Sales problems in France: Wine becomes industrial alcohol

Status: 08.02.2023 3:48 p.m

Declining wine consumption has led to sales problems and excess quantities in France. The government now wants to take millions of hectoliters off the market and use it to produce industrial alcohol.

France has the most famous wine-growing regions in the world – wine from there, of all places, is now to be partially processed into industrial alcohol. The government wants to spend 160 million euros this year on the distillation of surplus wine, the Ministry of Agriculture announced in Paris. This is intended to support the winegrowers who suffer from a lack of sales. About 2.5 million hectoliters could be distilled this year.

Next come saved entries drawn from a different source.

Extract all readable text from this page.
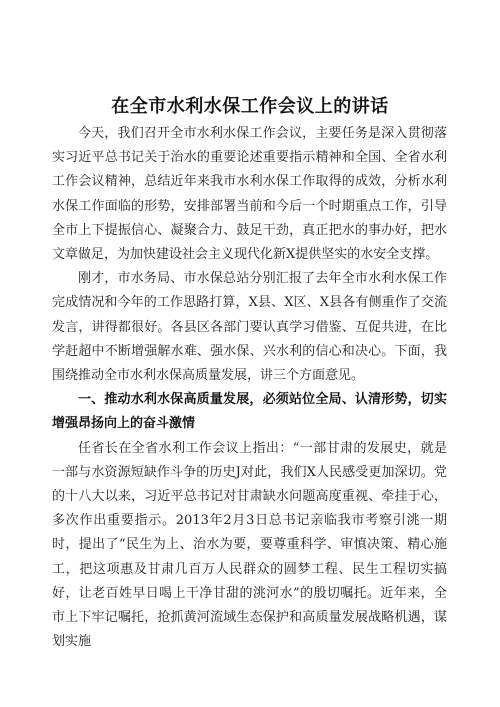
在全市水利水保工作会议上的讲话

今天，我们召开全市水利水保工作会议，主要任务是深入贯彻落实习近平总书记关于治水的重要论述重要指示精神和全国、全省水利工作会议精神，总结近年来我市水利水保工作取得的成效，分析水利水保工作面临的形势，安排部署当前和今后一个时期重点工作，引导全市上下提振信心、凝聚合力、鼓足干劲，真正把水的事办好，把水文章做足，为加快建设社会主义现代化新X提供坚实的水安全支撑。

刚才，市水务局、市水保总站分别汇报了去年全市水利水保工作完成情况和今年的工作思路打算，X县、X区、X县各有侧重作了交流发言，讲得都很好。各县区各部门要认真学习借鉴、互促共进，在比学赶超中不断增强解水难、强水保、兴水利的信心和决心。下面，我围绕推动全市水利水保高质量发展，讲三个方面意见。

一、推动水利水保高质量发展，必须站位全局、认清形势，切实增强昂扬向上的奋斗激情

任省长在全省水利工作会议上指出：“一部甘肃的发展史，就是一部与水资源短缺作斗争的历史J对此，我们X人民感受更加深切。党的十八大以来，习近平总书记对甘肃缺水问题高度重视、牵挂于心，多次作出重要指示。2013年2月3日总书记亲临我市考察引洮一期时，提出了“民生为上、治水为要，要尊重科学、审慎决策、精心施工，把这项惠及甘肃几百万人民群众的圆梦工程、民生工程切实搞好，让老百姓早日喝上干净甘甜的洮河水”的殷切嘱托。近年来，全市上下牢记嘱托，抢抓黄河流域生态保护和高质量发展战略机遇，谋划实施
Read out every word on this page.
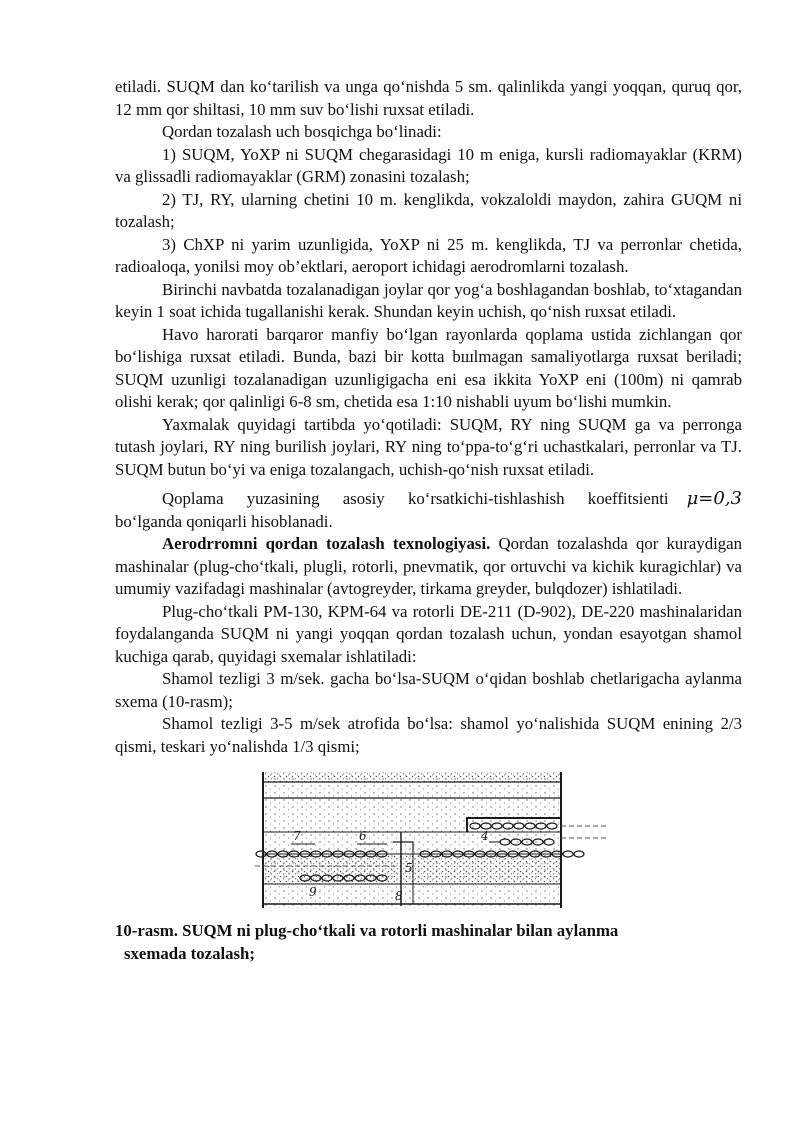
etiladi. SUQM dan ko‘tarilish va unga qo‘nishda 5 sm. qalinlikda yangi yoqqan, quruq qor, 12 mm qor shiltasi, 10 mm suv bo‘lishi ruxsat etiladi.

Qordan tozalash uch bosqichga bo‘linadi:

1) SUQM, YoXP ni SUQM chegarasidagi 10 m eniga, kursli radiomayaklar (KRM) va glissadli radiomayaklar (GRM) zonasini tozalash;

2) TJ, RY, ularning chetini 10 m. kenglikda, vokzaloldi maydon, zahira GUQM ni tozalash;

3) ChXP ni yarim uzunligida, YoXP ni 25 m. kenglikda, TJ va perronlar chetida, radioaloqa, yonilsi moy ob’ektlari, aeroport ichidagi aerodromlarni tozalash.

Birinchi navbatda tozalanadigan joylar qor yog‘a boshlagandan boshlab, to‘xtagandan keyin 1 soat ichida tugallanishi kerak. Shundan keyin uchish, qo‘nish ruxsat etiladi.

Havo harorati barqaror manfiy bo‘lgan rayonlarda qoplama ustida zichlangan qor bo‘lishiga ruxsat etiladi. Bunda, bazi bir kotta bшlmagan samaliyotlarga ruxsat beriladi; SUQM uzunligi tozalanadigan uzunligigacha eni esa ikkita YoXP eni (100m) ni qamrab olishi kerak; qor qalinligi 6-8 sm, chetida esa 1:10 nishabli uyum bo‘lishi mumkin.

Yaxmalak quyidagi tartibda yo‘qotiladi: SUQM, RY ning SUQM ga va perronga tutash joylari, RY ning burilish joylari, RY ning to‘ppa-to‘g‘ri uchastkalari, perronlar va TJ. SUQM butun bo‘yi va eniga tozalangach, uchish-qo‘nish ruxsat etiladi.

Qoplama yuzasining asosiy ko‘rsatkichi-tishlashish koeffitsienti μ=0,3

bo‘lganda qoniqarli hisoblanadi.

Aerodrromni qordan tozalash texnologiyasi. Qordan tozalashda qor kuraydigan mashinalar (plug-cho‘tkali, plugli, rotorli, pnevmatik, qor ortuvchi va kichik kuragichlar) va umumiy vazifadagi mashinalar (avtogreyder, tirkama greyder, bulqdozer) ishlatiladi.

Plug-cho‘tkali PM-130, KPM-64 va rotorli DE-211 (D-902), DE-220 mashinalaridan foydalanganda SUQM ni yangi yoqqan qordan tozalash uchun, yondan esayotgan shamol kuchiga qarab, quyidagi sxemalar ishlatiladi:

Shamol tezligi 3 m/sek. gacha bo‘lsa-SUQM o‘qidan boshlab chetlarigacha aylanma sxema (10-rasm);

Shamol tezligi 3-5 m/sek atrofida bo‘lsa: shamol yo‘nalishida SUQM enining 2/3 qismi, teskari yo‘nalishda 1/3 qismi;

7	6	4
9	8
5

10-rasm. SUQM ni plug-cho‘tkali va rotorli mashinalar bilan aylanma
sxemada tozalash;
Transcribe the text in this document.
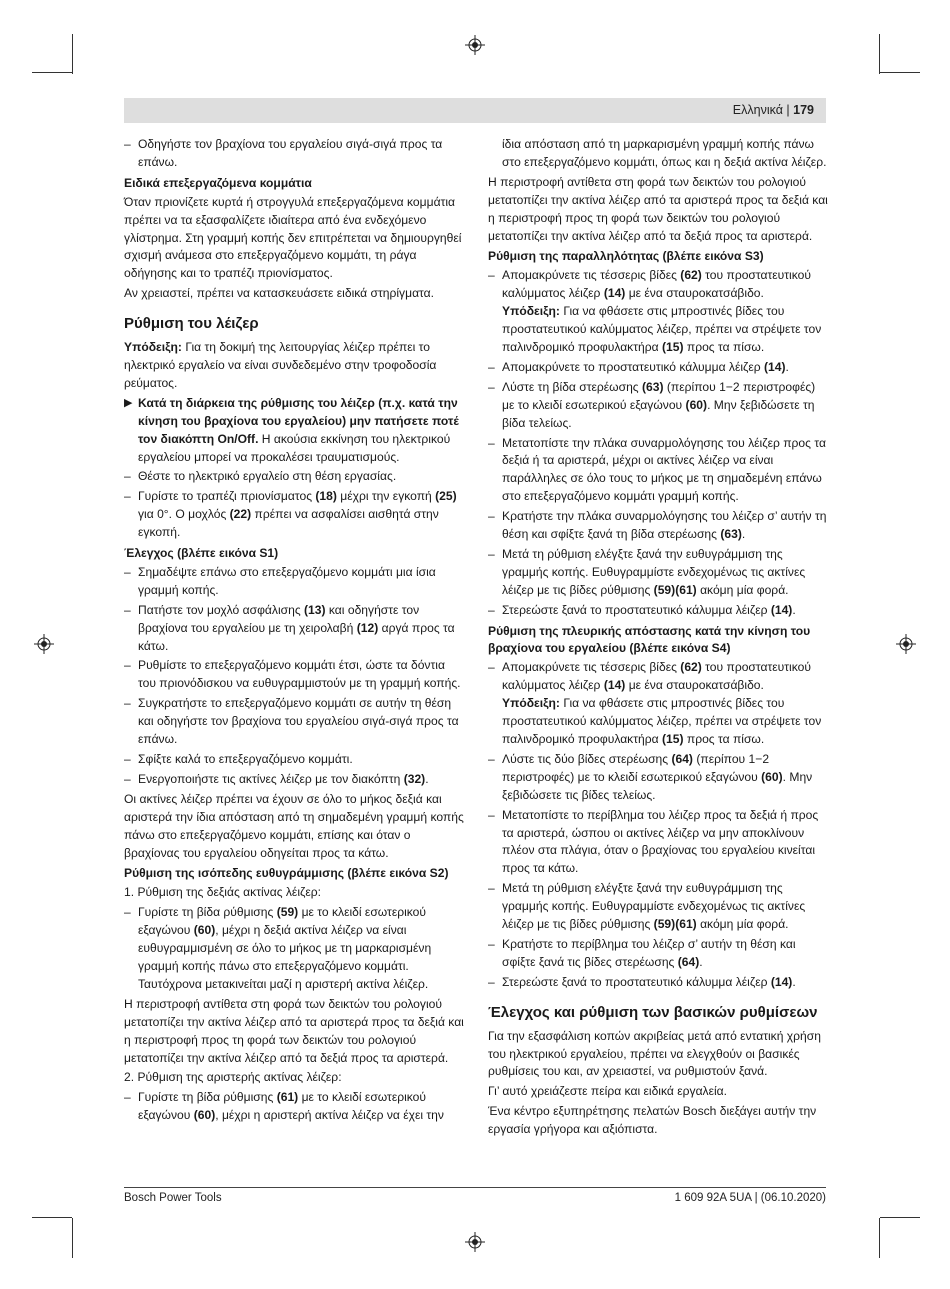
Ελληνικά | 179
– Οδηγήστε τον βραχίονα του εργαλείου σιγά-σιγά προς τα επάνω.
Ειδικά επεξεργαζόμενα κομμάτια

Όταν πριονίζετε κυρτά ή στρογγυλά επεξεργαζόμενα κομμάτια πρέπει να τα εξασφαλίζετε ιδιαίτερα από ένα ενδεχόμενο γλίστρημα. Στη γραμμή κοπής δεν επιτρέπεται να δημιουργηθεί σχισμή ανάμεσα στο επεξεργαζόμενο κομμάτι, τη ράγα οδήγησης και το τραπέζι πριονίσματος.

Αν χρειαστεί, πρέπει να κατασκευάσετε ειδικά στηρίγματα.

Ρύθμιση του λέιζερ

Υπόδειξη: Για τη δοκιμή της λειτουργίας λέιζερ πρέπει το ηλεκτρικό εργαλείο να είναι συνδεδεμένο στην τροφοδοσία ρεύματος.

▶ Κατά τη διάρκεια της ρύθμισης του λέιζερ (π.χ. κατά την κίνηση του βραχίονα του εργαλείου) μην πατήσετε ποτέ τον διακόπτη On/Off. Η ακούσια εκκίνηση του ηλεκτρικού εργαλείου μπορεί να προκαλέσει τραυματισμούς.
– Θέστε το ηλεκτρικό εργαλείο στη θέση εργασίας.
– Γυρίστε το τραπέζι πριονίσματος (18) μέχρι την εγκοπή (25) για 0°. Ο μοχλός (22) πρέπει να ασφαλίσει αισθητά στην εγκοπή.
Έλεγχος (βλέπε εικόνα S1)
– Σημαδέψτε επάνω στο επεξεργαζόμενο κομμάτι μια ίσια γραμμή κοπής.
– Πατήστε τον μοχλό ασφάλισης (13) και οδηγήστε τον βραχίονα του εργαλείου με τη χειρολαβή (12) αργά προς τα κάτω.
– Ρυθμίστε το επεξεργαζόμενο κομμάτι έτσι, ώστε τα δόντια του πριονόδισκου να ευθυγραμμιστούν με τη γραμμή κοπής.
– Συγκρατήστε το επεξεργαζόμενο κομμάτι σε αυτήν τη θέση και οδηγήστε τον βραχίονα του εργαλείου σιγά-σιγά προς τα επάνω.
– Σφίξτε καλά το επεξεργαζόμενο κομμάτι.
– Ενεργοποιήστε τις ακτίνες λέιζερ με τον διακόπτη (32).

Οι ακτίνες λέιζερ πρέπει να έχουν σε όλο το μήκος δεξιά και αριστερά την ίδια απόσταση από τη σημαδεμένη γραμμή κοπής πάνω στο επεξεργαζόμενο κομμάτι, επίσης και όταν ο βραχίονας του εργαλείου οδηγείται προς τα κάτω.

Ρύθμιση της ισόπεδης ευθυγράμμισης (βλέπε εικόνα S2)

1. Ρύθμιση της δεξιάς ακτίνας λέιζερ:

– Γυρίστε τη βίδα ρύθμισης (59) με το κλειδί εσωτερικού εξαγώνου (60), μέχρι η δεξιά ακτίνα λέιζερ να είναι ευθυγραμμισμένη σε όλο το μήκος με τη μαρκαρισμένη γραμμή κοπής πάνω στο επεξεργαζόμενο κομμάτι. Ταυτόχρονα μετακινείται μαζί η αριστερή ακτίνα λέιζερ.

Η περιστροφή αντίθετα στη φορά των δεικτών του ρολογιού μετατοπίζει την ακτίνα λέιζερ από τα αριστερά προς τα δεξιά και η περιστροφή προς τη φορά των δεικτών του ρολογιού μετατοπίζει την ακτίνα λέιζερ από τα δεξιά προς τα αριστερά.

2. Ρύθμιση της αριστερής ακτίνας λέιζερ:

– Γυρίστε τη βίδα ρύθμισης (61) με το κλειδί εσωτερικού εξαγώνου (60), μέχρι η αριστερή ακτίνα λέιζερ να έχει την

ίδια απόσταση από τη μαρκαρισμένη γραμμή κοπής πάνω στο επεξεργαζόμενο κομμάτι, όπως και η δεξιά ακτίνα λέιζερ.

Η περιστροφή αντίθετα στη φορά των δεικτών του ρολογιού μετατοπίζει την ακτίνα λέιζερ από τα αριστερά προς τα δεξιά και η περιστροφή προς τη φορά των δεικτών του ρολογιού μετατοπίζει την ακτίνα λέιζερ από τα δεξιά προς τα αριστερά.

Ρύθμιση της παραλληλότητας (βλέπε εικόνα S3)
– Απομακρύνετε τις τέσσερις βίδες (62) του προστατευτικού καλύμματος λέιζερ (14) με ένα σταυροκατσάβιδο.
Υπόδειξη: Για να φθάσετε στις μπροστινές βίδες του προστατευτικού καλύμματος λέιζερ, πρέπει να στρέψετε τον παλινδρομικό προφυλακτήρα (15) προς τα πίσω.
– Απομακρύνετε το προστατευτικό κάλυμμα λέιζερ (14).
– Λύστε τη βίδα στερέωσης (63) (περίπου 1−2 περιστροφές) με το κλειδί εσωτερικού εξαγώνου (60). Μην ξεβιδώσετε τη βίδα τελείως.
– Μετατοπίστε την πλάκα συναρμολόγησης του λέιζερ προς τα δεξιά ή τα αριστερά, μέχρι οι ακτίνες λέιζερ να είναι παράλληλες σε όλο τους το μήκος με τη σημαδεμένη επάνω στο επεξεργαζόμενο κομμάτι γραμμή κοπής.
– Κρατήστε την πλάκα συναρμολόγησης του λέιζερ σ’ αυτήν τη θέση και σφίξτε ξανά τη βίδα στερέωσης (63).
– Μετά τη ρύθμιση ελέγξτε ξανά την ευθυγράμμιση της γραμμής κοπής. Ευθυγραμμίστε ενδεχομένως τις ακτίνες λέιζερ με τις βίδες ρύθμισης (59)(61) ακόμη μία φορά.
– Στερεώστε ξανά το προστατευτικό κάλυμμα λέιζερ (14).
Ρύθμιση της πλευρικής απόστασης κατά την κίνηση του βραχίονα του εργαλείου (βλέπε εικόνα S4)
– Απομακρύνετε τις τέσσερις βίδες (62) του προστατευτικού καλύμματος λέιζερ (14) με ένα σταυροκατσάβιδο.
Υπόδειξη: Για να φθάσετε στις μπροστινές βίδες του προστατευτικού καλύμματος λέιζερ, πρέπει να στρέψετε τον παλινδρομικό προφυλακτήρα (15) προς τα πίσω.
– Λύστε τις δύο βίδες στερέωσης (64) (περίπου 1−2 περιστροφές) με το κλειδί εσωτερικού εξαγώνου (60). Μην ξεβιδώσετε τις βίδες τελείως.
– Μετατοπίστε το περίβλημα του λέιζερ προς τα δεξιά ή προς τα αριστερά, ώσπου οι ακτίνες λέιζερ να μην αποκλίνουν πλέον στα πλάγια, όταν ο βραχίονας του εργαλείου κινείται προς τα κάτω.
– Μετά τη ρύθμιση ελέγξτε ξανά την ευθυγράμμιση της γραμμής κοπής. Ευθυγραμμίστε ενδεχομένως τις ακτίνες λέιζερ με τις βίδες ρύθμισης (59)(61) ακόμη μία φορά.
– Κρατήστε το περίβλημα του λέιζερ σ’ αυτήν τη θέση και σφίξτε ξανά τις βίδες στερέωσης (64).
– Στερεώστε ξανά το προστατευτικό κάλυμμα λέιζερ (14).
Έλεγχος και ρύθμιση των βασικών ρυθμίσεων

Για την εξασφάλιση κοπών ακριβείας μετά από εντατική χρήση του ηλεκτρικού εργαλείου, πρέπει να ελεγχθούν οι βασικές ρυθμίσεις του και, αν χρειαστεί, να ρυθμιστούν ξανά.

Γι’ αυτό χρειάζεστε πείρα και ειδικά εργαλεία.

Ένα κέντρο εξυπηρέτησης πελατών Bosch διεξάγει αυτήν την εργασία γρήγορα και αξιόπιστα.

Bosch Power Tools	1 609 92A 5UA | (06.10.2020)
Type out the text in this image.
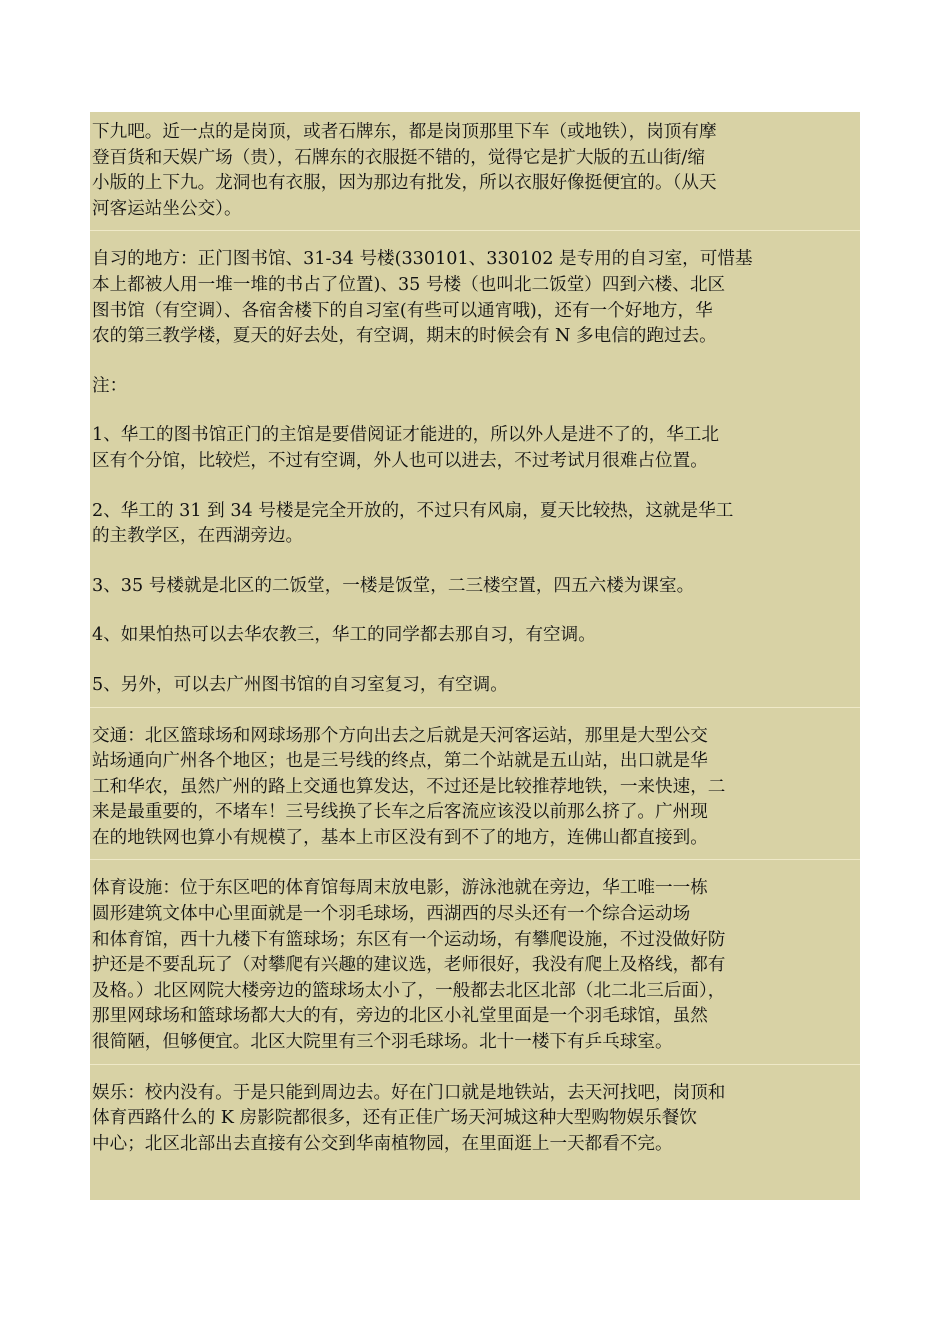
下九吧。近一点的是岗顶，或者石牌东，都是岗顶那里下车（或地铁），岗顶有摩
登百货和天娱广场（贵），石牌东的衣服挺不错的，觉得它是扩大版的五山街/缩
小版的上下九。龙洞也有衣服，因为那边有批发，所以衣服好像挺便宜的。（从天
河客运站坐公交）。
自习的地方：正门图书馆、31-34 号楼(330101、330102 是专用的自习室，可惜基
本上都被人用一堆一堆的书占了位置)、35 号楼（也叫北二饭堂）四到六楼、北区
图书馆（有空调）、各宿舍楼下的自习室(有些可以通宵哦)，还有一个好地方，华
农的第三教学楼，夏天的好去处，有空调，期末的时候会有 N 多电信的跑过去。
注：
1、华工的图书馆正门的主馆是要借阅证才能进的，所以外人是进不了的，华工北
区有个分馆，比较烂，不过有空调，外人也可以进去，不过考试月很难占位置。
2、华工的 31 到 34 号楼是完全开放的，不过只有风扇，夏天比较热，这就是华工
的主教学区，在西湖旁边。
3、35 号楼就是北区的二饭堂，一楼是饭堂，二三楼空置，四五六楼为课室。
4、如果怕热可以去华农教三，华工的同学都去那自习，有空调。
5、另外，可以去广州图书馆的自习室复习，有空调。
交通：北区篮球场和网球场那个方向出去之后就是天河客运站，那里是大型公交
站场通向广州各个地区；也是三号线的终点，第二个站就是五山站，出口就是华
工和华农，虽然广州的路上交通也算发达，不过还是比较推荐地铁，一来快速，二
来是最重要的，不堵车！三号线换了长车之后客流应该没以前那么挤了。广州现
在的地铁网也算小有规模了，基本上市区没有到不了的地方，连佛山都直接到。
体育设施：位于东区吧的体育馆每周末放电影，游泳池就在旁边，华工唯一一栋
圆形建筑文体中心里面就是一个羽毛球场，西湖西的尽头还有一个综合运动场
和体育馆，西十九楼下有篮球场；东区有一个运动场，有攀爬设施，不过没做好防
护还是不要乱玩了（对攀爬有兴趣的建议选，老师很好，我没有爬上及格线，都有
及格。）北区网院大楼旁边的篮球场太小了，一般都去北区北部（北二北三后面），
那里网球场和篮球场都大大的有，旁边的北区小礼堂里面是一个羽毛球馆，虽然
很简陋，但够便宜。北区大院里有三个羽毛球场。北十一楼下有乒乓球室。
娱乐：校内没有。于是只能到周边去。好在门口就是地铁站，去天河找吧，岗顶和
体育西路什么的 K 房影院都很多，还有正佳广场天河城这种大型购物娱乐餐饮
中心；北区北部出去直接有公交到华南植物园，在里面逛上一天都看不完。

Wine becomes disinfectant and perfume

In France, aid was recently given to distill excess wine during the corona pandemic. At that time, the alcohol was used, among other things, to produce disinfectants. Distilled alcohol can also be used to make perfume or bioethanol. Half of the funds for the distillation should come from the EU. “We have to attract new consumers and work on the image of the wine,” said Bernard Farges, chairman of the national winegrowers’ association.

Less red wine consumption

In particular, it is about red wine from the Bordeaux region. The Languedoc and Rhône valley regions are also affected to a lesser extent. The winegrowers cited the declining consumption of red wine as the reason for the sales problems. 70 years ago, the French would have drunk an average of 130 liters a year, today it is only 40 liters, according to Jérôme Despey, secretary general of the agricultural association FNSEA. Inflation is also given as a reason: in 2022, sales of red wine in supermarkets fell by 15 percent. Exports to China also collapsed due to the Corona crisis.

decommissioning premiums demanded

Many winegrowers complain about structural overproduction and are demanding set-aside premiums. The uprooting of vines is to be subsidized in order to adapt the acreage to demand. In the Gironde department, a winegrowers’ association wants to set aside 15,000 hectares and is demanding a premium of 10,000 euros per hectare. In the long term, France’s wine sector will have to adjust to the necessary adjustments to climate change and to changing domestic and export demand, the Ministry of Agriculture announced. The government will help create a strategy.